I seem to always be asking: What can I DO about it? Whatever the “it” might be. It is a troubling world, but we live in it. And because we’re here, we have to DO something. We have to be involved. Even if our income has dwindled under Covid, we are compelled to give to rescue operations, animal rights causes, environmental organizations, gun legislation, and more. But money is easy. Change is hard. We need to write our Congressmen, even our President, taking all the avenues government allows, futile though they often seem.

When we’ve done all we know to do humanly, we pray. It seems every problem always comes back to that. The last resort. But shouldn’t it be our first? We pray because we love good and wish for it to beat out the world’s evil. We pray because–even when it doesn’t look like it– we know there is a good God who loves us all, who made us all in his image and likeness (Genesis1:   27), our refuge and fortress (Psalms 91:2), God who saw every thing that he had made, and, behold, it was very good. (Genesis 1:31). Whatever isn’t good, He didn’t make and we don’t have to accept as true.

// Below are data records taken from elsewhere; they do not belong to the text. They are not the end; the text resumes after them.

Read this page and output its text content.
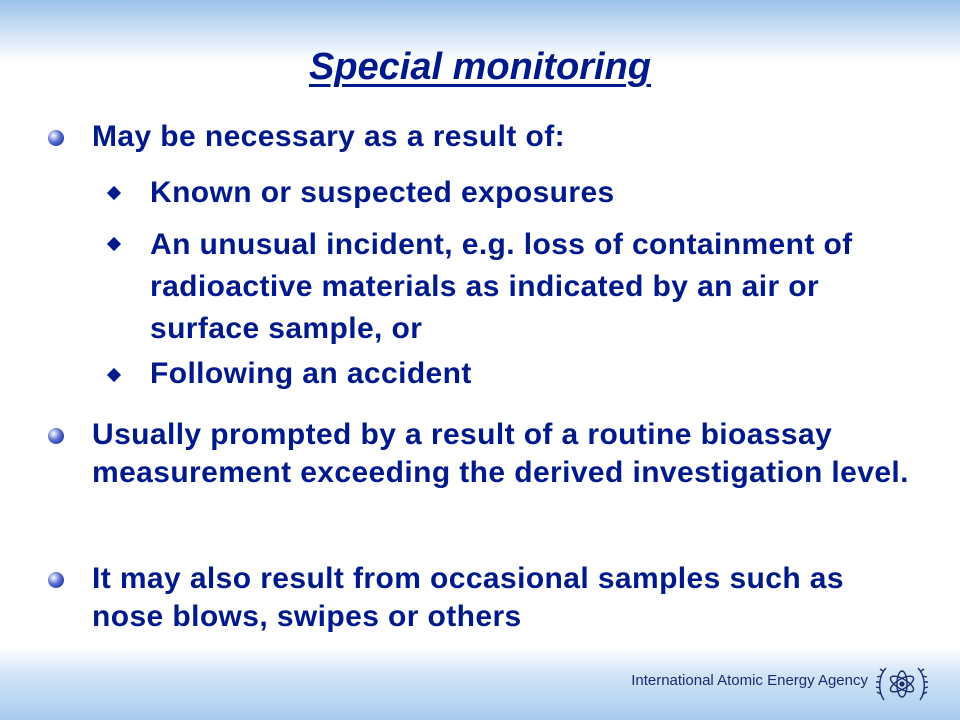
Special monitoring
May be necessary as a result of:
Known or suspected exposures
An unusual incident, e.g. loss of containment of radioactive materials as indicated by an air or surface sample, or
Following an accident
Usually prompted by a result of a routine bioassay measurement exceeding the derived investigation level.
It may also result from occasional samples such as nose blows, swipes or others
International Atomic Energy Agency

I woke this morning to read: “Look unto me, and be ye saved all the ends of the earth: for I am God, and there is none else.” (Isaiah 45: 22). Why should I believe this? Why should I believe in the allness of God? Because there is an authenticity to the Word, to biblical teachings that have guided mankind throughout time. Old and New Testament wisdom can be applied to life’s hard things when nothing else can. So we can be busy learning. Busy applying. Busy putting spiritual “shoes” on our feet to walk the hard path.

The Path, watercolor, 14″ x 12″, $375 by Gwendolyn Evans

Artwork: The Path, watercolor, 14″ x 12″,  $375. A rocky, uneasy trail in Ireland that I walked and painted several years ago. It would have been hard to walk without shoes.